Now of course, it seems reasonable to question why sufficient effort should be placed into surfacing the behaviour of adversaries that are operating through an enterprise and not directly against it—especially when threats like ransomware are more clear-cut and demanding. After all, enterprise security is not supposed to share the responsibilities of national security.

This separation of responsibilities is a uniquely Western notion, and those responsibilities tend to be intertwined in other competing countries. We should not underestimate how competitive they can be when they can organize a command and control situation to share those responsibilities.

Takeaways

The purpose of this post was to (1) surface some fundamental gaps many commercial red teams appear to have in their tradecraft and capabilities for apex adversary simulation, (2) discuss the merits of recommendation systems for red team workflows and tooling, and (3) describe what makes the commercial space slow to defend against advances in apex adversary workflows.

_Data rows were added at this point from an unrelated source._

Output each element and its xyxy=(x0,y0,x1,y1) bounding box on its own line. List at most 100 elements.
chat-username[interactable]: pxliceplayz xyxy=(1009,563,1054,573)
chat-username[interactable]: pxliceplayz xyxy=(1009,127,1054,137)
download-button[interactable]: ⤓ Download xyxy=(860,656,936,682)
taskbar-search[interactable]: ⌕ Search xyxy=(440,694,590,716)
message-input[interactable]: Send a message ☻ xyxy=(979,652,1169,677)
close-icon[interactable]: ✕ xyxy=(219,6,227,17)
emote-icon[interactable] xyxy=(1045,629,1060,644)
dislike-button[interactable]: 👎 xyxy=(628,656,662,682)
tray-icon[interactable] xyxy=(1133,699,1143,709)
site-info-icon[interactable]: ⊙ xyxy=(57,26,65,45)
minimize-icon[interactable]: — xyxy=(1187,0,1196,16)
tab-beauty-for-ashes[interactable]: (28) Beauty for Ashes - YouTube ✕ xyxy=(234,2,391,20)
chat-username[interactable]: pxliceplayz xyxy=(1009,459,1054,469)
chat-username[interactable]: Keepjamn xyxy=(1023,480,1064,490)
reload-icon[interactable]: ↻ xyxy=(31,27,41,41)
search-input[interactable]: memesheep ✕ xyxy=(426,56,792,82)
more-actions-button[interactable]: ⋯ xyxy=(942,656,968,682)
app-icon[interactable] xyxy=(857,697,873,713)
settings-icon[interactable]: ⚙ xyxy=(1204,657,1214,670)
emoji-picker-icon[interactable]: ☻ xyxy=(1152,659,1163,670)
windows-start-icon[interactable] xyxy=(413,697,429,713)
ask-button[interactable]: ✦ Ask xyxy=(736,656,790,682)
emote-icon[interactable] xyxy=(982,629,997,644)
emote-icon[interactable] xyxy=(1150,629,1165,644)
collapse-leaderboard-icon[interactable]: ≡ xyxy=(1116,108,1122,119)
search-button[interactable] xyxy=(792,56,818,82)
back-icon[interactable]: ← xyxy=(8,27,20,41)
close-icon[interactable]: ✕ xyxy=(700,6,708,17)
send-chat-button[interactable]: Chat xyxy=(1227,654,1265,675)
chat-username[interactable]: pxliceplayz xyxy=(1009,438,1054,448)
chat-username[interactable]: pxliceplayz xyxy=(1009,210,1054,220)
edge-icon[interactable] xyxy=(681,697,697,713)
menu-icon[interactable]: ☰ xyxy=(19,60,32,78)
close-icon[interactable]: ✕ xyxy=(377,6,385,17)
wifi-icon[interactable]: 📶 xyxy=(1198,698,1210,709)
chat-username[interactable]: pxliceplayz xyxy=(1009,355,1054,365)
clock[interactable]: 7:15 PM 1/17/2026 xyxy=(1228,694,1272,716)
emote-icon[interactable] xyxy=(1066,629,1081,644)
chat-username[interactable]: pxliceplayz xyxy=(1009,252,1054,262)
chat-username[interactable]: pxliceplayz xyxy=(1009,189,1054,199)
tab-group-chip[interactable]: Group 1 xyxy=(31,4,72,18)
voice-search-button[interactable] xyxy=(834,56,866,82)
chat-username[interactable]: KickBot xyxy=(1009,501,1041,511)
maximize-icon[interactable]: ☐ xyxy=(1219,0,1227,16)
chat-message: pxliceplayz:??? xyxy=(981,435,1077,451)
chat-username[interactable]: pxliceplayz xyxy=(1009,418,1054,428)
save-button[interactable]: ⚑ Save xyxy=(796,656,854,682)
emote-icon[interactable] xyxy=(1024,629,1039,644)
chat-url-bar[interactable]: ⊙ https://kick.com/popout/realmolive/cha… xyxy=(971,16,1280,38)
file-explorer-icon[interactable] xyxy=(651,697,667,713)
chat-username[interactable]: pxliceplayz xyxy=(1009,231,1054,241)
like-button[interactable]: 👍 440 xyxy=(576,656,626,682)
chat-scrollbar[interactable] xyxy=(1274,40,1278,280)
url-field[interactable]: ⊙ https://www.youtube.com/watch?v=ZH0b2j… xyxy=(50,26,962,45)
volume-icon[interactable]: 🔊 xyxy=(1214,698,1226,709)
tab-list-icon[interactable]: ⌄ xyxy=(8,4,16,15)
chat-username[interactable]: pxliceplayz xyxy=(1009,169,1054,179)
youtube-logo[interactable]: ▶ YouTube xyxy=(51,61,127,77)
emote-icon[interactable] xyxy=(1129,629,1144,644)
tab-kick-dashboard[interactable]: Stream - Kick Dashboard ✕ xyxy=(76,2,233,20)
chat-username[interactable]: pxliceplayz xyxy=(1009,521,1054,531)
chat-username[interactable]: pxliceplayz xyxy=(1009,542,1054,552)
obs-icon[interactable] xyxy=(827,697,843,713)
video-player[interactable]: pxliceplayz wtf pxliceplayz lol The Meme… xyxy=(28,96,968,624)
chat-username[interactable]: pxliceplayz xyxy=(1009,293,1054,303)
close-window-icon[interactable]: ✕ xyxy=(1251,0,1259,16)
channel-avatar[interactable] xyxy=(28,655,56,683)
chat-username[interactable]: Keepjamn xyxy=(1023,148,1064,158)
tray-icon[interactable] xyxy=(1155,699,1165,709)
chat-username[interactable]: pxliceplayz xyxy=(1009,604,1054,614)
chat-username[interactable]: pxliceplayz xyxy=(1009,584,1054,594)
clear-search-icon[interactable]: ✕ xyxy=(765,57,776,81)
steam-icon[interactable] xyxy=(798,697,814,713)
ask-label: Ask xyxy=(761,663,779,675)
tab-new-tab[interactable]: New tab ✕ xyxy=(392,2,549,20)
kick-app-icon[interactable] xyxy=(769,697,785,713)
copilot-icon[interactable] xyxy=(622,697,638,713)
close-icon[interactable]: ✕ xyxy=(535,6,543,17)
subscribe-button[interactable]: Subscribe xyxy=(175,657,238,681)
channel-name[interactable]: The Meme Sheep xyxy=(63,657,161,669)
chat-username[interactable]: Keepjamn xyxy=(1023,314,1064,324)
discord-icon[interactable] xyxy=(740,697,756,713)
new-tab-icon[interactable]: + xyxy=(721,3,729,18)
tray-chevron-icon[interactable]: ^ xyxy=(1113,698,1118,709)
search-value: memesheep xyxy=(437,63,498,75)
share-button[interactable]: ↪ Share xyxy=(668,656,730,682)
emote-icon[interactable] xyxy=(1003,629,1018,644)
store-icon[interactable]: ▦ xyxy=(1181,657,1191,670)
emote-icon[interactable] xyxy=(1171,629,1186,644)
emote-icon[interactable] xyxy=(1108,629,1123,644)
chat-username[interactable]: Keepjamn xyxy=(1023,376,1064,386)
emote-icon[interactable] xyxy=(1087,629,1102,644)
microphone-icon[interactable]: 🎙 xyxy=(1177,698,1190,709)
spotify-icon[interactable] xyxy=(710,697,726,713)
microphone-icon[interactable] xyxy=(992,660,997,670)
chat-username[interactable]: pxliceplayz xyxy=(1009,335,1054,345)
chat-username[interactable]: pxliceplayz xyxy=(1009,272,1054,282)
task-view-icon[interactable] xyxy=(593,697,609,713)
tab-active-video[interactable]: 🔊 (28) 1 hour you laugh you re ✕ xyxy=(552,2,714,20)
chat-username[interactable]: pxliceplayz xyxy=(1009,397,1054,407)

  1. The narrowcasting analogy continues to serve as a useful (albeit abstract) mental model to inform the evolution of red team tradecraft and capabilities. In the absence of reliable access to threat actor workflows and capabilities, the model provides fertile ground for understanding both the problem and solution spaces in our domain.

  2. Ad-tech is indeed natsec-tech. We should draw inspiration from programmatic advertising to boost our ability to target and tailor our courses of action in operations. Although this is different from the tactical systems and infrastructure programming that currently permeates discourse in the commercial red team space, it is arguably just as consequential.

  3. What are the choices we make in the commercial space that maximizes market reward signals, while simulatenously distorting our ability to recognize and react to the extent of apex adversary intentions and capabilities?

Thank you for taking the time to read this, and I hope there is at least something you found useful. I hope it helps stimulate thinking, discussion, and even differences of opinion so we can evolve the quality of the discourse and ultimately improve defence.

And thank you to those who provided feedback on earlier drafts!